Taliban unlikely to stop harboring foreign terrorists, says new report

Two Taliban fighters in Panjshir province in September 2021.

The Institute for the Study of War said in a report this week that the Taliban government is unlikely to change its policies toward harboring foreign fighters in Afghanistan.

The report stated that the Taliban’s continuing failure to prevent the Tehreek-e-Taliban Pakistan (TTP) from using Afghanistan to support its campaign against the Pakistani government “will strain the relationship between the Taliban government and Pakistan.”

“The Taliban has not fulfilled its previously stated commitment to relocate TTP militants in Afghanistan away from the border with Pakistan, which will enable TTP militants to continue conducting cross-border attacks into Pakistan,” the report added.

According to the report, the Taliban this month announced that it was planning to relocate members of TTP militants from the bordering areas with Pakistan to northern Afghanistan.

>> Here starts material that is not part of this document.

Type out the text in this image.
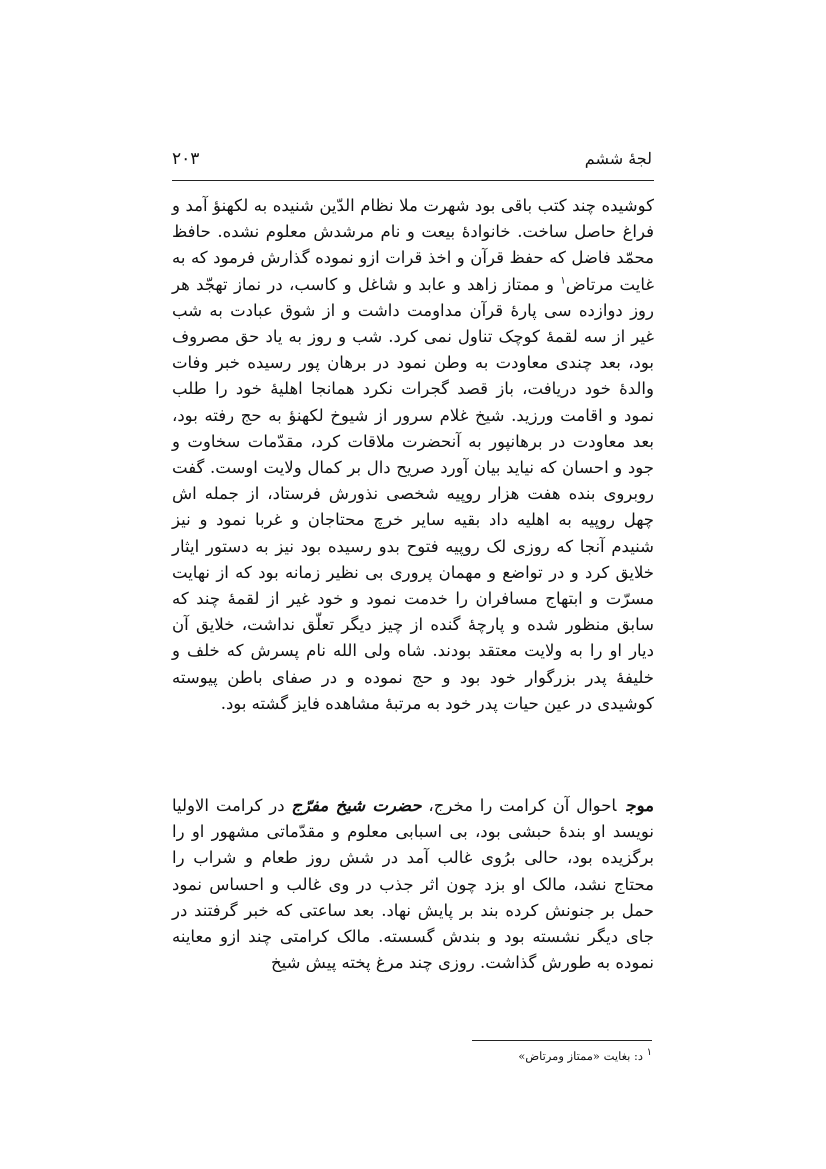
۲۰۳	لجۀ ششم

کوشیده چند کتب باقی بود شهرت ملا نظام الدّین شنیده به لکهنؤ آمد و فراغ حاصل ساخت. خانوادۀ بیعت و نام مرشدش معلوم نشده. حافظ محمّد فاضل که حفظ قرآن و اخذ قرات ازو نموده گذارش فرمود که به غایت مرتاض$^۱$ و ممتاز زاهد و عابد و شاغل و کاسب، در نماز تهجّد هر روز دوازده سی پارۀ قرآن مداومت داشت و از شوق عبادت به شب غیر از سه لقمۀ کوچک تناول نمی کرد. شب و روز به یاد حق مصروف بود، بعد چندی معاودت به وطن نمود در برهان پور رسیده خبر وفات والدۀ خود دریافت، باز قصد گجرات نکرد همانجا اهلیۀ خود را طلب نمود و اقامت ورزید. شیخ غلام سرور از شیوخ لکهنؤ به حج رفته بود، بعد معاودت در برهانپور به آنحضرت ملاقات کرد، مقدّمات سخاوت و جود و احسان که نیاید بیان آورد صریح دال بر کمال ولایت اوست. گفت روبروی بنده هفت هزار روپیه شخصی نذورش فرستاد، از جمله اش چهل روپیه به اهلیه داد بقیه سایر خرچ محتاجان و غربا نمود و نیز شنیدم آنجا که روزی لک روپیه فتوح بدو رسیده بود نیز به دستور ایثار خلایق کرد و در تواضع و مهمان پروری بی نظیر زمانه بود که از نهایت مسرّت و ابتهاج مسافران را خدمت نمود و خود غیر از لقمۀ چند که سابق منظور شده و پارچۀ گنده از چیز دیگر تعلّق نداشت، خلایق آن دیار او را به ولایت معتقد بودند. شاه ولی الله نام پسرش که خلف و خلیفۀ پدر بزرگوار خود بود و حج نموده و در صفای باطن پیوسته کوشیدی در عین حیات پدر خود به مرتبۀ مشاهده فایز گشته بود.

موجاحوال آن کرامت را مخرج، حضرت شیخ مفرّج در کرامت الاولیا نویسد او بندۀ حبشی بود، بی اسبابی معلوم و مقدّماتی مشهور او را برگزیده بود، حالی برُوی غالب آمد در شش روز طعام و شراب را محتاج نشد، مالک او بزد چون اثر جذب در وی غالب و احساس نمود حمل بر جنونش کرده بند بر پایش نهاد. بعد ساعتی که خبر گرفتند در جای دیگر نشسته بود و بندش گسسته. مالک کرامتی چند ازو معاینه نموده به طورش گذاشت. روزی چند مرغ پخته پیش شیخ

۱ د: بغایت «ممتاز ومرتاض»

The TTP, however, has rejected the report and the group also instructed its commanders to resist efforts to relocate them.

Meanwhile, the report added that TTP attacks inside Pakistan tripled between 2020 and 2022 and increased terrorism-related deaths by 120 percent in Pakistan in 2022.

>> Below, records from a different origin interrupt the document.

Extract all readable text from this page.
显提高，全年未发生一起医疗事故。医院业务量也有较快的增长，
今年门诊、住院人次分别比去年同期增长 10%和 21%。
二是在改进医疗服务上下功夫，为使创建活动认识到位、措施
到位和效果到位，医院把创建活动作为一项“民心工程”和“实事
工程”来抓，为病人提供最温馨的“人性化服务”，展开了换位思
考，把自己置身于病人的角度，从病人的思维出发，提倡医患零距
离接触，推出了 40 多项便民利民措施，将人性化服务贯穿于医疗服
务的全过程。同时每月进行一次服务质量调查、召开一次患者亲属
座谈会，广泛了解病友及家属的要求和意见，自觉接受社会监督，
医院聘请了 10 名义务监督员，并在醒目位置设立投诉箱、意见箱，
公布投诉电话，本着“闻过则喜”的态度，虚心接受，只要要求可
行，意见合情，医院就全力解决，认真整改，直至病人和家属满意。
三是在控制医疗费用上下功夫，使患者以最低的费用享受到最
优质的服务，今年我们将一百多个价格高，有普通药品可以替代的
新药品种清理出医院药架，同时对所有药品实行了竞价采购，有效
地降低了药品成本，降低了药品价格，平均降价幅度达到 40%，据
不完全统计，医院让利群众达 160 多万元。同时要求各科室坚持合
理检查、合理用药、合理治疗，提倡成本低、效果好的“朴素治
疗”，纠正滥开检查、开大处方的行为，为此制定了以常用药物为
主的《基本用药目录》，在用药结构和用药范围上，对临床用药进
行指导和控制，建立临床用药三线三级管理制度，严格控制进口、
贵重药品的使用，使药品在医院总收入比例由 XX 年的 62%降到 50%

“On June 22, Pakistan rejected the Taliban government’s offer to mediate renewed talks between the TTP and Pakistan. Prior negotiations collapsed in November 2022, leading to renewed TTP attacks,” the report said.

“TTP safe havens in Afghanistan will support frequent TTP attacks in Pakistan, which will deteriorate relations between Pakistan and the Taliban government over time as the Taliban fails to address TTP safe havens,” the report added.

This comes after many residents of Takhar and Kunduz provinces in northern Afghanistan last week raised their concerns about the steady influx of people moving into the provinces from Pakistan.

Some critics say the families are being moved from Waziristan and that they have links with TTP – which will lead to ethnic conflicts.

But people who have relocated to Takhar, said they have come to the province due to the dire situation in Pakistan, citing compelling circumstances that have “left them with no choice”.

“I have come from Pakistan, we are around 20 families and we are friends. The situation in Pakistan is bad. We have been forced to come here,” said Nasir, one of the relocated people.

However, the Junbish-i Milli of Afghanistan Party believes that the Taliban, in collusion with Pakistan, have started relocating members of the TTP militant group and their families to northern Afghanistan.

According to the National Movement of Afghanistan, this relocation is expected to ignite long-standing ethnic tensions in the region.

Bashir Ahmad Tahyanj, a member of the National Movement of Afghanistan, expressed his concerns, stating: “The relocation of Waziristan people to northern Afghanistan is the start of a problem, the start of a tragedy, and the beginning of long-term ethnic conflicts. We hope that the international community and other stakeholders in Afghanistan’s fate will not remain indifferent to this matter.”